Cydney S. Posner is special counsel at Cooley LLP. This post is based on a Cooley memorandum by Ms. Posner.
Time to catch up on some of the recent proposals at the Exchanges.
Nasdaq
Family member. Most recently, at Nasdaq, there is a new proposal to modify the definition of a “family member” for purposes of Listing Rule 5605(a)(2). The proposal would exclude “stepchildren” and domestic employees from the definition of “family member” in the context of defining director independence. Under the proposed new definition, a “family member” would mean a person’s spouse, parents, children, siblings, mothers and fathers-in-law, sons and daughters-in-law, brothers and sisters-in-law, and anyone (other than domestic employees) who shares the person’s home.

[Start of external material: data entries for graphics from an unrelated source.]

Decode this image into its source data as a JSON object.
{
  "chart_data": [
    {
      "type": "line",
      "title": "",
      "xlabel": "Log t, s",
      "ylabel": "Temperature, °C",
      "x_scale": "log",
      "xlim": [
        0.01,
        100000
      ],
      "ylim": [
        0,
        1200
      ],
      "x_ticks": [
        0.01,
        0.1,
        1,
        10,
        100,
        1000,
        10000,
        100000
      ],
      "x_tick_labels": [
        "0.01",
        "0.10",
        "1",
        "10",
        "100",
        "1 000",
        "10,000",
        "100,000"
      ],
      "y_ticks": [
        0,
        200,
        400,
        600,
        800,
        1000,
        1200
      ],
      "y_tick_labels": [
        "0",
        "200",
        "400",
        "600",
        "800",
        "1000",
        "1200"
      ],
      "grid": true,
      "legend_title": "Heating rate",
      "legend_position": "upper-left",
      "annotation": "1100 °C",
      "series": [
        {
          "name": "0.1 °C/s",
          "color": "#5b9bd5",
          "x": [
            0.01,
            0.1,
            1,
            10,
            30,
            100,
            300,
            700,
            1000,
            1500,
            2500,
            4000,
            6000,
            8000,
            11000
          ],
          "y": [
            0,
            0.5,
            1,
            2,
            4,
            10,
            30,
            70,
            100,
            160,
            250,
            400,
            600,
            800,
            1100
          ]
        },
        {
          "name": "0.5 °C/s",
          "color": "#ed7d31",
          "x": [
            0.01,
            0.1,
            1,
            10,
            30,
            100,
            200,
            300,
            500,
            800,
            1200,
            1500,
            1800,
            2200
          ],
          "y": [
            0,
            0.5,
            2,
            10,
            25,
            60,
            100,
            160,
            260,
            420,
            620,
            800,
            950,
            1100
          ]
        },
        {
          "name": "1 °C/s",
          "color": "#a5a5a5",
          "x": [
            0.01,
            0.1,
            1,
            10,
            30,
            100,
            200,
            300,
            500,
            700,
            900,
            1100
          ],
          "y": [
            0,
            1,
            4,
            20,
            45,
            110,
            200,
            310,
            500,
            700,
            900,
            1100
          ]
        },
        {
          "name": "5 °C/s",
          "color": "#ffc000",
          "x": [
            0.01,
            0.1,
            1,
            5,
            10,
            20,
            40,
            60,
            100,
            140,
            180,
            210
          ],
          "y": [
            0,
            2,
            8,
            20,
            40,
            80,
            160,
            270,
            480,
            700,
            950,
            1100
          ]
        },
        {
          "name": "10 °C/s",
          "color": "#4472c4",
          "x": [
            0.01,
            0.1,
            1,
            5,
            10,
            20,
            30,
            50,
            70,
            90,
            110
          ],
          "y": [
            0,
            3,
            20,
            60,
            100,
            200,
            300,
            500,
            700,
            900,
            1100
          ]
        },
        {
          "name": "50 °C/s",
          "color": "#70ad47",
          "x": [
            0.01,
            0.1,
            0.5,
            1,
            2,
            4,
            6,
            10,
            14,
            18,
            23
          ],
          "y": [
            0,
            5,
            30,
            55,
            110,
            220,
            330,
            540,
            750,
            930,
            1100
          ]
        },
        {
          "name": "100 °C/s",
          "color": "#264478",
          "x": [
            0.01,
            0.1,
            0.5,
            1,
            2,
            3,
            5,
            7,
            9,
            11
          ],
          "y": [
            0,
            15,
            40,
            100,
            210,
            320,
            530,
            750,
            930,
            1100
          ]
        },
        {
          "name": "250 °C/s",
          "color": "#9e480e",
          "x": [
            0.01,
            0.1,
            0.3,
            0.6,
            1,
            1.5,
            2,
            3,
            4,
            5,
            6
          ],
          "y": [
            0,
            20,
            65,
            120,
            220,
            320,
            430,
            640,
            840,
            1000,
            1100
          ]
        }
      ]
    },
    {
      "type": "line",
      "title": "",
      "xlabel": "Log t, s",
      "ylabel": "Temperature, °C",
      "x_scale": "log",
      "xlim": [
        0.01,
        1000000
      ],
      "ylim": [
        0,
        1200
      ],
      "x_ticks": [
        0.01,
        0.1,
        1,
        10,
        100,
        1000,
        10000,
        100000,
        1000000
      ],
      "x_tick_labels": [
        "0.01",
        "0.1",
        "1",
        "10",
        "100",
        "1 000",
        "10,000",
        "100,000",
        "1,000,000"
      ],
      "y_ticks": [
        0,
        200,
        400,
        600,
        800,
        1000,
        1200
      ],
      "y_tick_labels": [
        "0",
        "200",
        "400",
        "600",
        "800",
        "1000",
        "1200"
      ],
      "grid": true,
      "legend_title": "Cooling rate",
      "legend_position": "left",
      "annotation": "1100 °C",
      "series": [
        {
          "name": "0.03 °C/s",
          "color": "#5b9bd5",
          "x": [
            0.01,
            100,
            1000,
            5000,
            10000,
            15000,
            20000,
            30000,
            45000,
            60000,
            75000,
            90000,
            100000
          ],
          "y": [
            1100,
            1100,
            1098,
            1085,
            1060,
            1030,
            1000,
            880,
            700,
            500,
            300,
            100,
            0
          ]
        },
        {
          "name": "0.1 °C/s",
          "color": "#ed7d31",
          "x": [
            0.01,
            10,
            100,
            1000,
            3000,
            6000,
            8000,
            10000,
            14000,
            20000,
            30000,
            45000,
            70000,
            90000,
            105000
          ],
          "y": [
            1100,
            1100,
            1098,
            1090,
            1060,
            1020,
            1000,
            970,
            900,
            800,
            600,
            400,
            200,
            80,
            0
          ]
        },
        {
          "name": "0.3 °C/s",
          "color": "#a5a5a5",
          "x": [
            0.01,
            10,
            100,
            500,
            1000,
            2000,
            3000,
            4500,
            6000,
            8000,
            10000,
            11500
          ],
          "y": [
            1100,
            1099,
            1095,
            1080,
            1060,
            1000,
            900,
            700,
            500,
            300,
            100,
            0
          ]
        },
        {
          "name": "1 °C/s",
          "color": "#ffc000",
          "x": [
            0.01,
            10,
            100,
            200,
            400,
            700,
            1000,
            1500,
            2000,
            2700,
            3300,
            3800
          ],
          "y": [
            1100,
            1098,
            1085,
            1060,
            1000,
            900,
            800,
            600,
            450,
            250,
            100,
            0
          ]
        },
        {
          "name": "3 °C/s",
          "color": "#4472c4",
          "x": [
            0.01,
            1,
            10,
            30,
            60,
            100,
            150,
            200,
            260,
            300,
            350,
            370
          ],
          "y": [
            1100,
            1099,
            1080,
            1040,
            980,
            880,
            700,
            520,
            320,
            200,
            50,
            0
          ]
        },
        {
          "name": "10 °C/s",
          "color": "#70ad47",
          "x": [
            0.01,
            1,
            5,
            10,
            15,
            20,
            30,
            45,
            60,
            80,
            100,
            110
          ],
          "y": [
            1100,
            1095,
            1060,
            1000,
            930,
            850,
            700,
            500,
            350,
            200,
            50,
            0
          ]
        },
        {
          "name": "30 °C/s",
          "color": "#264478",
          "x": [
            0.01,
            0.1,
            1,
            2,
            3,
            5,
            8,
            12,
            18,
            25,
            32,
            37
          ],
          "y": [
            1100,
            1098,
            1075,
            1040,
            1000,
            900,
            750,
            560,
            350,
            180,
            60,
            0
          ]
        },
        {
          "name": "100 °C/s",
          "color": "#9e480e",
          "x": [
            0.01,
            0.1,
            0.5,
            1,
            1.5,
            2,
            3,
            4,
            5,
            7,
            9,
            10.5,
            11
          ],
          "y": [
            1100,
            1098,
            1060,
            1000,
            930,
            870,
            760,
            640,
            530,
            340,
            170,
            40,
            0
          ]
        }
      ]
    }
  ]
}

Rule 5605(a) identifies relationships that preclude a finding of director independence, including relationships involving a family member of the director. Currently, “family member” refers to a person’s spouse, parents, children and siblings, whether by blood, marriage or adoption, or anyone residing in such person’s home. “Children by… marriage” includes stepchildren. Nasdaq believes the category of “stepchildren” became a part of the definition in 2002 inadvertently when the definition was revised to simplify it—not with the intent of making any substantive change. That revision has apparently not worked out the way it was intended, particularly because, as revised, the Nasdaq definition was not consistent with the NYSE’s. Nasdaq also believes that the category of “stepchildren” may represent too attenuated a relationship for purposes of determining director independence. Nasdaq is now proposing to modify the definition to revert to the language of the rule before it was “simplified.”